L’Archipel proposait au Carré Traverser la cendre de Michel Simonot interprété par Laetitia Pitz, seule en scène.
Au départ, un texte de Michel Simonot. Journaliste, écrivain, dramaturge, sociologue, de ce dernier on ne compte plus les créations, les récompenses. Il est aussi ( surtout ?) un artiste engagé portant « un regard aigu sur la violence ultralibérale du monde d’aujourd’hui ».
Le texte de Traverser la cendre est à l’os, il claque, percute. Des phrases comme jetées, pas de sujet (comme dans le titre), ou alors le style direct, tu, toi, le lecteur est interpelé, pris à témoin. Un texte court, ces quelques soixante pages n’en renferment pas moins la Shoah dans sa globalité. L’auteur y mêle récit et faits historiques, y rend compte de l’horreur, de la décision de la solution finale lors de la conférence de Wansee, des crématoires, des marches de la mort mais toujours au travers de paroles rapportées. Il entend ainsi rendre présentes et vivantes les voix de celles et ceux qui ont disparu, en évoquant leurs traces, des écrits enfouis dans la terre des camps et retrouvés.
Le texte n’est pas qu’à lire, il est à voir, listes de noms et de dates, écriture en triangle, en italique, bribes d’histoire…
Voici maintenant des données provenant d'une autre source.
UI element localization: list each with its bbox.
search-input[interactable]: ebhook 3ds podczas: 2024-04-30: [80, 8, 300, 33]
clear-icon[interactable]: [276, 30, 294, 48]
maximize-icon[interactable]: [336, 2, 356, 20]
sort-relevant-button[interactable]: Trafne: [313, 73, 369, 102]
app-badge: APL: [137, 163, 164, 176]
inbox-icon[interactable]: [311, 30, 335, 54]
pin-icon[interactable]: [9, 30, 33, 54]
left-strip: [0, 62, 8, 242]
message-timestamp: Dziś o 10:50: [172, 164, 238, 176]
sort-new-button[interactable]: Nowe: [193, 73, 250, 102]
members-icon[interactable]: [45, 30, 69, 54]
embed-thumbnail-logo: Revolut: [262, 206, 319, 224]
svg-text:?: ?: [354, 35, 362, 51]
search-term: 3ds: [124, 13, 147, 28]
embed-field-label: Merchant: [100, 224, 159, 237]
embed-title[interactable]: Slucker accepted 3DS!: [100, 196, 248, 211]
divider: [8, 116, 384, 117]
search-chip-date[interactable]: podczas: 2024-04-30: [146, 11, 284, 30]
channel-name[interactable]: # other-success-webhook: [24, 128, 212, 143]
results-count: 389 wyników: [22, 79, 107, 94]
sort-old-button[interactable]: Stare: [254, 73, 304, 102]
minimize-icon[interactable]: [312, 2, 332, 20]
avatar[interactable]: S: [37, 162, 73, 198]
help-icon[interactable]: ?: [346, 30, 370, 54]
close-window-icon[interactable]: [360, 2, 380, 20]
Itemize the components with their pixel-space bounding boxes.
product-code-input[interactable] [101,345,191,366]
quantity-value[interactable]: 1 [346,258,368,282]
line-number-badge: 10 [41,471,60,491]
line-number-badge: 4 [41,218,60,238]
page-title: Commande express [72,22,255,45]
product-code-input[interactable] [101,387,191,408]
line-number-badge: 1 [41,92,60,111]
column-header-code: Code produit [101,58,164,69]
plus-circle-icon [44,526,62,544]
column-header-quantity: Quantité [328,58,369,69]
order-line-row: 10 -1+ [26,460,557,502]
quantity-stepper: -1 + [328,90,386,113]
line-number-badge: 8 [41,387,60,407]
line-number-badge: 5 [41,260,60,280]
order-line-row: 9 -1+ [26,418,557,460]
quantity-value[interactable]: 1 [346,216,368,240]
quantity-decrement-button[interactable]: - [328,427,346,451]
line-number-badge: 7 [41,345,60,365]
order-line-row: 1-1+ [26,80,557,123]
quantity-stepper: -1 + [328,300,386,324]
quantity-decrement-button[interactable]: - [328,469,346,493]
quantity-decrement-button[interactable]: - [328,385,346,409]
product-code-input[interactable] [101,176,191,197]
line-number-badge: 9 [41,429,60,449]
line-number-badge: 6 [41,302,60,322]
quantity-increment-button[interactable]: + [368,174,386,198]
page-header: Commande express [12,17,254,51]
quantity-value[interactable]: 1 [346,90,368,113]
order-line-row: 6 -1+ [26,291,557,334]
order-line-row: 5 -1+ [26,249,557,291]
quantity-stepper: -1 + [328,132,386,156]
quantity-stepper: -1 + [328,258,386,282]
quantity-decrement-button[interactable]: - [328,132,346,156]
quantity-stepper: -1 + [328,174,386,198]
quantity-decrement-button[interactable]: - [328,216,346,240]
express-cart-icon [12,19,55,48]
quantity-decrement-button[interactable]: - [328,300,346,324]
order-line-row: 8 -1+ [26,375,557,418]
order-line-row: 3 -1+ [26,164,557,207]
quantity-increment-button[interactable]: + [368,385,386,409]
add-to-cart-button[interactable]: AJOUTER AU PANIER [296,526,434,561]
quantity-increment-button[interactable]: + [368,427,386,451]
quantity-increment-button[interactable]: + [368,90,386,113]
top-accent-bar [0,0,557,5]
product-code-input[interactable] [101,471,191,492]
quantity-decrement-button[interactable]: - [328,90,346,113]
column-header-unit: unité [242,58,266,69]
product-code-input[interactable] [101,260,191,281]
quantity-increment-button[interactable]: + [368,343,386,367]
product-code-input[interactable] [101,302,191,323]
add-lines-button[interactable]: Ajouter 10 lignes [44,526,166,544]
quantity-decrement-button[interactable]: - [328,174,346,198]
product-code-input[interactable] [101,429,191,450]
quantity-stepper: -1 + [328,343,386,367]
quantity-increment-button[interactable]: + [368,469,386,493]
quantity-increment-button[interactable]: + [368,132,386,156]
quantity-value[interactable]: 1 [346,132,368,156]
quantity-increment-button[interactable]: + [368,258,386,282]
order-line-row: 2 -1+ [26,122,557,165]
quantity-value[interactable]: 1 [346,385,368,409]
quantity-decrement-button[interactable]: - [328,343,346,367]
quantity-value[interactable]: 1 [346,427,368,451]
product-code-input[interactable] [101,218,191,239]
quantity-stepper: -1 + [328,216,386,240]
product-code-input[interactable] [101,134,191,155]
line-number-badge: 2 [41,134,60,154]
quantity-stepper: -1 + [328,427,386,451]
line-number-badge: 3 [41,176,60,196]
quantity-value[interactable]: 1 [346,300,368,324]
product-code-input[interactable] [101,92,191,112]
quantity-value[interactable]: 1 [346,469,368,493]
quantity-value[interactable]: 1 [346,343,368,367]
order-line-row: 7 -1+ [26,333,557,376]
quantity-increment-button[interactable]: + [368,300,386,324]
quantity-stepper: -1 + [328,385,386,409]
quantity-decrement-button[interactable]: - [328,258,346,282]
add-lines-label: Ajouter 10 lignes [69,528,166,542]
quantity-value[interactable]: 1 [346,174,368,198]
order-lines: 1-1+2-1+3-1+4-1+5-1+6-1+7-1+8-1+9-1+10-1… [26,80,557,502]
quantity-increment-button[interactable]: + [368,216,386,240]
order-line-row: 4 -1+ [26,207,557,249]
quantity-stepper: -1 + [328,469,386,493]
On devine que Michel Simonot est personnellement concerné par la Shoah mais on n’en saura pas plus, juste que l’écriture de ce texte résulte d’un long chemin. Il lui a fallu écrire sur un exilé africain, puis sur les deux adolescents morts dans un transformateur (Delta Charly Delta) pour parvenir à Traverser la cendre où affleure la question : comment survivre ?
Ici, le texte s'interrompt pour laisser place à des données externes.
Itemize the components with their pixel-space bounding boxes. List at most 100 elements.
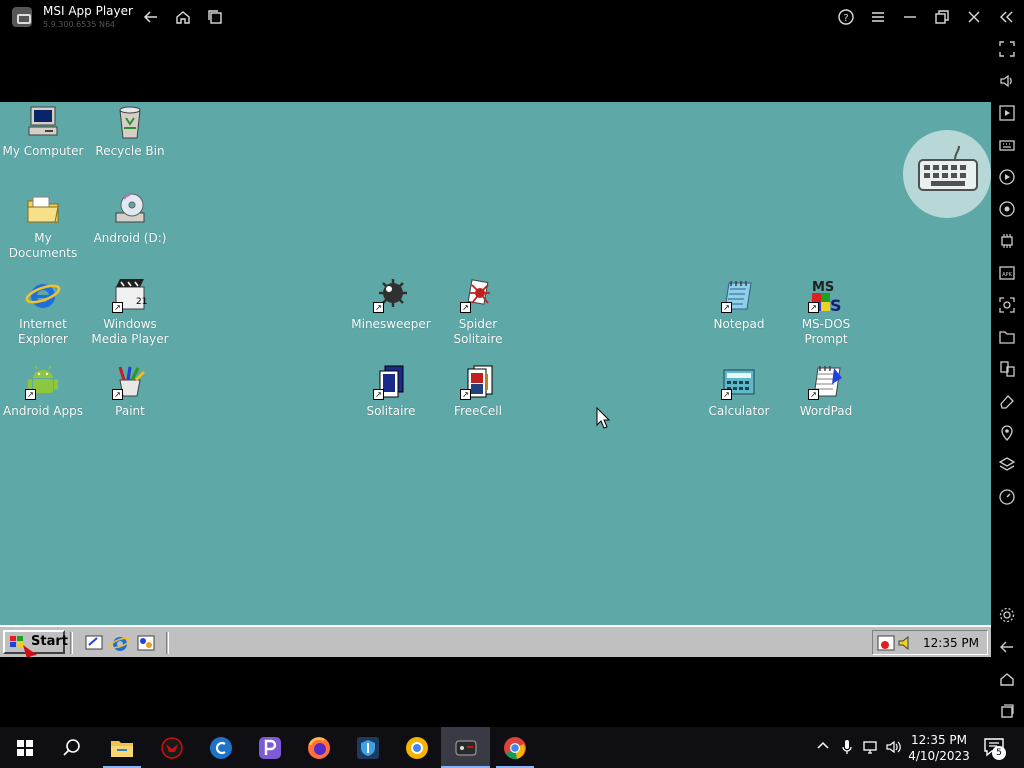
icon-label: My Documents [8,231,78,260]
minimize-icon[interactable] [901,8,919,26]
fullscreen-icon[interactable] [998,40,1016,58]
media-player-icon: 21 ↗ [112,277,148,313]
multi-instance-icon[interactable] [206,8,224,26]
back-arrow-icon[interactable] [142,8,160,26]
desktop-icon-recycle-bin[interactable]: Recycle Bin [88,104,172,159]
keyboard-icon [918,145,978,191]
collapse-sidebar-icon[interactable] [997,8,1015,26]
android-back-icon[interactable] [998,638,1016,656]
screenshot-icon[interactable] [998,296,1016,314]
performance-icon[interactable] [998,232,1016,250]
desktop-icon-internet-explorer[interactable]: Internet Explorer [1,277,85,347]
onscreen-keyboard-button[interactable] [903,130,991,218]
show-desktop-icon[interactable] [84,633,104,653]
speaker-icon[interactable] [897,634,915,652]
icon-label: My Computer [2,144,84,158]
windows-start-icon[interactable] [12,735,38,761]
desktop-icon-my-computer[interactable]: My Computer [1,104,85,159]
shortcut-arrow-icon: ↗ [373,389,384,400]
shortcut-arrow-icon: ↗ [373,302,384,313]
help-icon[interactable]: ? [837,8,855,26]
shortcut-arrow-icon: ↗ [25,389,36,400]
scheduler-icon[interactable] [877,634,895,652]
desktop-icon-minesweeper[interactable]: ↗ Minesweeper [349,277,433,332]
ms-dos-icon: MS S ↗ [808,277,844,315]
multi-window-icon[interactable] [998,360,1016,378]
freecell-cards-icon: ↗ [460,364,496,400]
wordpad-icon: ↗ [808,364,844,400]
calculator-icon: ↗ [721,364,757,400]
desktop-icon-spider-solitaire[interactable]: ↗ Spider Solitaire [436,277,520,347]
network-icon[interactable] [862,739,878,759]
taskbar-separator [70,632,73,654]
channels-icon[interactable] [136,633,156,653]
home-icon[interactable] [174,8,192,26]
desktop-icon-my-documents[interactable]: My Documents [1,191,85,261]
file-explorer-icon[interactable] [109,735,135,761]
desktop-icon-solitaire[interactable]: ↗ Solitaire [349,364,433,419]
folder-icon[interactable] [998,328,1016,346]
location-icon[interactable] [998,424,1016,442]
cd-drive-icon [112,191,148,227]
search-icon[interactable] [59,735,85,761]
close-icon[interactable] [965,8,983,26]
taskbar-separator [166,632,169,654]
settings-gear-icon[interactable] [998,606,1016,624]
rotate-icon[interactable] [998,200,1016,218]
shortcut-arrow-icon: ↗ [721,389,732,400]
media-manager-icon[interactable] [998,104,1016,122]
internet-explorer-icon [25,277,61,313]
firefox-icon[interactable] [306,735,332,761]
icon-label: Minesweeper [351,317,431,331]
win98-taskbar: Start 12:35 PM [0,625,991,657]
eraser-icon[interactable] [998,392,1016,410]
android-home-icon[interactable] [998,670,1016,688]
android-recents-icon[interactable] [998,702,1016,720]
desktop-icon-ms-dos-prompt[interactable]: MS S ↗ MS-DOS Prompt [784,277,868,347]
security-shield-icon[interactable] [355,735,381,761]
notepad-icon: ↗ [721,277,757,313]
browser-shield-icon[interactable] [404,735,430,761]
icon-label: Android Apps [3,404,83,418]
chrome-icon[interactable] [502,735,528,761]
volume-icon[interactable] [998,72,1016,90]
chevron-up-icon[interactable] [816,739,830,757]
android-robot-icon: ↗ [25,364,61,400]
msi-app-player-taskbar-active[interactable] [441,727,490,768]
desktop-icon-paint[interactable]: ↗ Paint [88,364,172,419]
desktop-icon-android-apps[interactable]: ↗ Android Apps [1,364,85,419]
menu-icon[interactable] [869,8,887,26]
icon-label: Android (D:) [93,231,167,245]
apk-install-icon[interactable]: APK [998,264,1016,282]
volume-tray-icon[interactable] [885,739,903,759]
mine-icon: ↗ [373,277,409,313]
shortcut-arrow-icon: ↗ [112,389,123,400]
internet-explorer-quicklaunch-icon[interactable] [109,633,131,653]
desktop-icon-android-d[interactable]: Android (D:) [88,191,172,246]
screen-bottom-padding [0,657,991,727]
win10-time: 12:35 PM [911,733,967,747]
desktop-icon-notepad[interactable]: ↗ Notepad [697,277,781,332]
msi-dragon-icon[interactable] [159,735,185,761]
desktop-icon-windows-media-player[interactable]: 21 ↗ Windows Media Player [88,277,172,347]
svg-text:21: 21 [136,297,147,307]
layers-icon[interactable] [998,456,1016,474]
solitaire-cards-icon: ↗ [373,364,409,400]
desktop-icon-calculator[interactable]: ↗ Calculator [697,364,781,419]
shortcut-arrow-icon: ↗ [808,302,819,313]
restore-icon[interactable] [933,8,951,26]
keyboard-icon[interactable] [998,136,1016,154]
desktop-icon-freecell[interactable]: ↗ FreeCell [436,364,520,419]
pandora-icon[interactable] [257,735,283,761]
speed-gauge-icon[interactable] [998,488,1016,506]
desktop-icon-wordpad[interactable]: ↗ WordPad [784,364,868,419]
msi-app-player-window: MSI App Player 5.9.300.6535 N64 ? APK My… [0,0,1024,768]
win10-clock[interactable]: 12:35 PM 4/10/2023 [905,732,973,764]
win98-clock[interactable]: 12:35 PM [923,636,979,650]
microphone-icon[interactable] [840,739,854,759]
icon-label: Solitaire [366,404,416,418]
recycle-bin-icon [112,104,148,140]
ccleaner-icon[interactable] [208,735,234,761]
macro-icon[interactable] [998,168,1016,186]
msi-app-player-icon [455,740,477,756]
Ce texte est ensuite passé à la scène, Nadège Coste en a réalisé une mise en scène d’un dépouillement extrême que programmait l’Archipel la semaine passée. En T shirt, jean et baskets, l’actrice Laetitia Pitz est seule sur le plateau avec juste une table et une chaise. Elle porte le texte, l’incarne sans pathos, comme absente, s’effaçant presque devant la puissance des mots. Quelques accents d’une musique sombre, devenant pas moments assourdissante, complètent le dispositif. On reçoit ce spectacle comme un uppercut, parfois en peinant à absorber, souvent en peinant à entendre, forcément impressionné par ce regard singulier sur une période qui résonne bien trop fort aujourd’hui.